Monday, April 18, 2005

Sedgefield Strife

Ramsay MacDonald was defeated whilst Prime Minister in a North Eastern constituency we are reminded by Derek Cattell, a member of Sedgefield Labour Party’s executive committee for ten years, who is quitting in protest at the Iraq war which he says raises questions about the "honesty and integrity" of Mr Blair’s leadership.
Derek Cattell, who is also a regional organiser with the GMB union, is putting his weight behind Reg Key's campaign, saying he can't vote through gritted teeth for Blair. The anti-Blair feeling in his own constituency went largely un-reported outside the left-wing press, but in late March protestors assembled outside Trimdon Labour Club to lobby the A.G.M. of Sedgefield Constituency Labour Party, (the people who select Blair), where an increasingly vocal anti-Blair, anti-New Labour element is feeling the full weight of a New Labour counter-attack. Veteran Labour party members are excluded from meetings and dissenters are given the full treatment in the way that only comrades can.

Reg Keys, the father of a British soldier killed in Iraq, is standing for election in the Prime Minister's constituency.
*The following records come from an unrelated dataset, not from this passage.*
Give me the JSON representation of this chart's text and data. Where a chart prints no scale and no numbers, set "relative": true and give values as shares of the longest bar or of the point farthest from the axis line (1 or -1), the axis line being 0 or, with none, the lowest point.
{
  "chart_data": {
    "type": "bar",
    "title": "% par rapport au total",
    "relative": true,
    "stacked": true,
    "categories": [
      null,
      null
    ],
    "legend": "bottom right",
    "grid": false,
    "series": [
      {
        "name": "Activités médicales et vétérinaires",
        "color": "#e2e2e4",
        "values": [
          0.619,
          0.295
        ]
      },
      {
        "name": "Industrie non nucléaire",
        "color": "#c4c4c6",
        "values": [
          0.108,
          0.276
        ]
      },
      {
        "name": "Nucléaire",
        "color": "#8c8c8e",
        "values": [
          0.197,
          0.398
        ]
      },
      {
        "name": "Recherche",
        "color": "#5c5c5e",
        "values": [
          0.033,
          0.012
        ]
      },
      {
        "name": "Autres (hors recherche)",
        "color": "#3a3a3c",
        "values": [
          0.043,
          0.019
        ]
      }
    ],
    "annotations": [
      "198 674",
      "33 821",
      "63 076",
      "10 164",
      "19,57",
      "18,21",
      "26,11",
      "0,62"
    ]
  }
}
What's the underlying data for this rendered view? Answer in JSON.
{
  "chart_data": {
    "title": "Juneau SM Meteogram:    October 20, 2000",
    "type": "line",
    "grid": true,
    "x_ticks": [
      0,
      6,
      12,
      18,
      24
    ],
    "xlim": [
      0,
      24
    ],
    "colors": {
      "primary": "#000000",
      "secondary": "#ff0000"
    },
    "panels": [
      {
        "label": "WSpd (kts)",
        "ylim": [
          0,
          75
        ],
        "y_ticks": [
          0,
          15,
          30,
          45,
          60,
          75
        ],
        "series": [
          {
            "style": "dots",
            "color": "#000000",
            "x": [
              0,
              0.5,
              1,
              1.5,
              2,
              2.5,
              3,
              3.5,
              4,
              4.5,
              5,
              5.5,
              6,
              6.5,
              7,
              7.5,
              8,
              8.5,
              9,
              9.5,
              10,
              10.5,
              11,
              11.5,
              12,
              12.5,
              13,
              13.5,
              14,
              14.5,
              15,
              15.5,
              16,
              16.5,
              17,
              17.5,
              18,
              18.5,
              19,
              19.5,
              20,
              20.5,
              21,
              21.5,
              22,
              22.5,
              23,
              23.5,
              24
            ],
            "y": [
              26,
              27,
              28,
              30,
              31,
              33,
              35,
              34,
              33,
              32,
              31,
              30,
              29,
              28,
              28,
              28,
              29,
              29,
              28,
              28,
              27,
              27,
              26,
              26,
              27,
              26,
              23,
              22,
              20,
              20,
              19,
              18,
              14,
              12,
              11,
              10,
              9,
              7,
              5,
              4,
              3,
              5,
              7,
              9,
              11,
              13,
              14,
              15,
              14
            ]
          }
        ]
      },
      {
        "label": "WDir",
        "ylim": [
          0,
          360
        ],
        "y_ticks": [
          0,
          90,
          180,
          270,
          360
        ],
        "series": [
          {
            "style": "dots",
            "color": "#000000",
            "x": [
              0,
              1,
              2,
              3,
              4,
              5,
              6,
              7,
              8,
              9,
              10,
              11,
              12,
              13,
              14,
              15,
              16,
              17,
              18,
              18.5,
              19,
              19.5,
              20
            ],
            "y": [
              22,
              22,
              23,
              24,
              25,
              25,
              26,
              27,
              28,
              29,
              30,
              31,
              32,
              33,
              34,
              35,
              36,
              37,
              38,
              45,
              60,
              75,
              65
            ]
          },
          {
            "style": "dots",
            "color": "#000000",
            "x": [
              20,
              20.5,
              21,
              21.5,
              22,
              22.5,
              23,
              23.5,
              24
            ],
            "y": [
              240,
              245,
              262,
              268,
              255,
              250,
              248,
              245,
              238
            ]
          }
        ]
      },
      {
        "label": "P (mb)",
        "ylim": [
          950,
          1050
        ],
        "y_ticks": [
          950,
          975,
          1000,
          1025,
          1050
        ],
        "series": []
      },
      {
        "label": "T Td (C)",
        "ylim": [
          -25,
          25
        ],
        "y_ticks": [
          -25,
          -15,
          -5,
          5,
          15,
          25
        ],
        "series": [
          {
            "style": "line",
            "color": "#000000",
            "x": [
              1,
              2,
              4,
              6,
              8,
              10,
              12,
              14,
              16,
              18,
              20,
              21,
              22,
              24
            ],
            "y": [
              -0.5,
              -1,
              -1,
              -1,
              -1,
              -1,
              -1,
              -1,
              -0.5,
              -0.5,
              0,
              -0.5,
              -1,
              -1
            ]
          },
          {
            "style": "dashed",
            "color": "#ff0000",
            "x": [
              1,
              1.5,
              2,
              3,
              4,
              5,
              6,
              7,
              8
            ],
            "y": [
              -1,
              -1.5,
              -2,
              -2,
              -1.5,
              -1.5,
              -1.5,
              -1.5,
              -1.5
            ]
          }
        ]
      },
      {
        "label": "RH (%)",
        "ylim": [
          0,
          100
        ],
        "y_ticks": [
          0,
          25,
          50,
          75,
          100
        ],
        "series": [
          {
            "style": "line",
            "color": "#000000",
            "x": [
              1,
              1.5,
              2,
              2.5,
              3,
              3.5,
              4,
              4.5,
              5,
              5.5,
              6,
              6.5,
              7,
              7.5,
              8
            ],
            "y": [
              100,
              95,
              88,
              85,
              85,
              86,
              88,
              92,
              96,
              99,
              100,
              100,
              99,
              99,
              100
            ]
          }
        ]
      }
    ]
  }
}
He says: "the last time I saw my son, Tom, was at a railway station when he marched off down the platform with his head held high, proud to do his duty for his country. He believed what he was told. But the Prime Minister misled the country, and Tom and 84 other soldiers who had their oaths of allegiance betrayed came home in coffins - having died for a lie. It's time to bring accountability back into British politics."

Guido is pleased to report that David Shayler has stood down in favour of Reg Key's campaign and that the Reg Keys for Sedgefield Campaign is picking up most of the disgruntled Labour voters. Still no sign of a white suit, yet...



My only problem with what you've just written is that this guy you're referring to is no big-hitter (there's only one big-hitter allowed in Sedgefield and that's John Burton, Blair's Agent, for whom the phrase about fish and ponds automatically springs to most people's minds), pretty much someone who could be relied upon to sit on a committee of 20 and turn up for meetings that the rest of humanity couldn't be arsed with. If a senior officer of Blair's local party had resigned, then OK. But as it stands, meh.

Actually, no, my other problem is that the Tories would have taken us to war on less of a premise, as it happens. Even then, if they'd been in power between 2001 and now we wouldn't even know what that premise was because of a lack of freedom of information legislation (so-called freedom of information legislation, as Howard would probably refer to it). The Tories' opposition to war is based purely on the grounds that they weren't the ones who started it. So let's have a debate among the other candidates in Blair's constituency about it, not just focus ire on one individual.

1 Comments:

At 10:25 am, Blogger Man in Whitehall said...

Well we live in a democracy, Blair knew that when he got into politics (though in 1983 he probably didn't think he'd be in hot water over going to war as PM).